The new device measures the wiggling of the beam, or, more precisely, the space between it and an electrically conducting point just a single atom wide, based on the speed of electrons “tunneling” across the gap. The work is the first use of an “atomic point contact,” the business end of an STM, to sense a nanomechanical device oscillating at its “resonant” frequency, where it naturally vibrates like a tuning fork. JILA is a joint venture of the National Institute of Standards and Technology (NIST) and the University of Colorado at Boulder.
Although the JILA technique, described in the March 2 issue of Physical Review Letters,* is not necessarily as precise as more complex and much colder methods of measuring very fast motions of ultra-small devices, it incorporates several innovative attributes. These include the ability to minimize unwanted random electronic “noise” as well as to measure the random shaking of the beam caused by back-action or recoil (similar to what happens when a gun is fired).
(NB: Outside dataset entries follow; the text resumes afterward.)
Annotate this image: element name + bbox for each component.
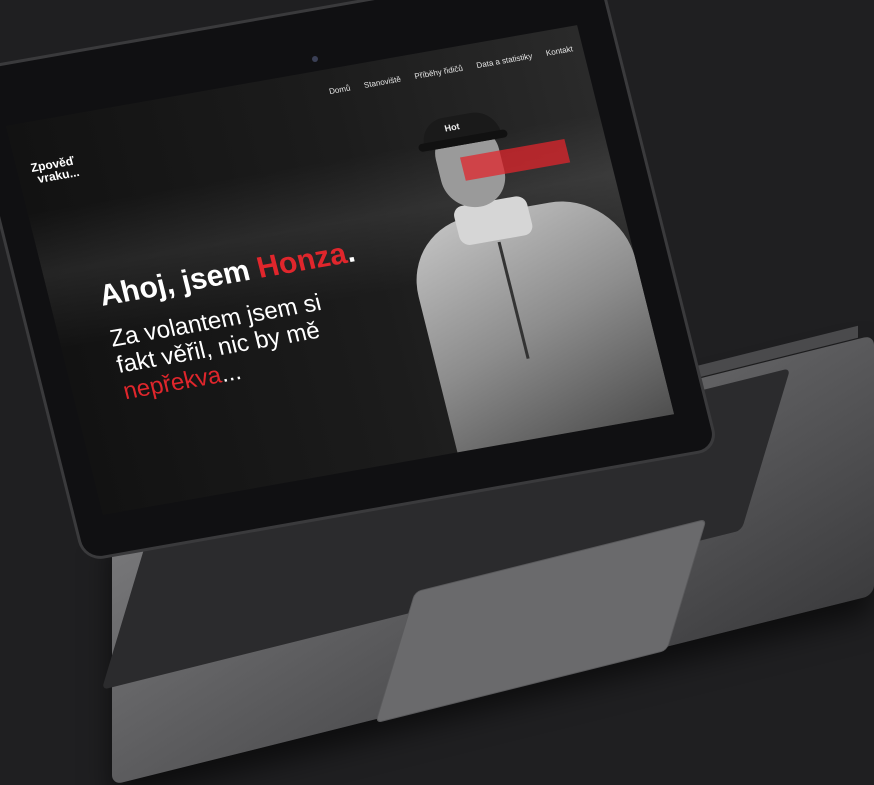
nav-item-driver-stories[interactable]: Příběhy řidičů <box>414 64 464 81</box>
nav-item-contact[interactable]: Kontakt <box>545 44 574 57</box>
nav-item-data-statistics[interactable]: Data a statistiky <box>475 51 533 70</box>
nav-item-home[interactable]: Domů <box>328 84 351 96</box>
webcam-icon <box>312 56 318 62</box>
nav-item-stations[interactable]: Stanoviště <box>363 75 402 90</box>
site-logo[interactable]: Zpověď vraku... <box>29 154 81 186</box>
This level of sensitivity is possible because the atomic point contact acts as an amplifier for these otherwise imperceptible factors, and the gold beam is tiny and floppy enough—just 100 nanometers (nm) thick, and 5.6 micrometers long by 220 nm wide—to respond to single electrons.
The new method involves bringing the sharp point within one nanometer of the gold beam. A current is applied through the point across the gap, until an increase in resistance indicates that electrons are “tunneling” across the gap (a phenomenon observed only at atomic dimensions). The size of the gap is then monitored based on variations in the current. The beam’s undulations were measured with tens to hundreds of times greater precision than a typical STM result. That’s because the oscillations are measured using microwave electronics, which are much faster than the audio frequency technology typically used with STMs, thus enabling greater precision. The microwave measurement technique could potentially be applied to STMs.
The work was supported in part by NIST and the National Science Foundation.
* N.E. Flowers-Jacobs, D.R. Smith and K.W. Lehnert. Intrinsic noise properties of atomic point contact displacement detectors. Physical Review Letters. 98, 096804 (2007).

March 25th, 2007 at 5:11 am
hey thanks for the read and the change of pace!.:)
March 25th, 2007 at 3:46 pm
Have to mix it up from time to time. Wouldn’t want to become predictable. The weekend is a good time to take a break from the way too serious events of each week.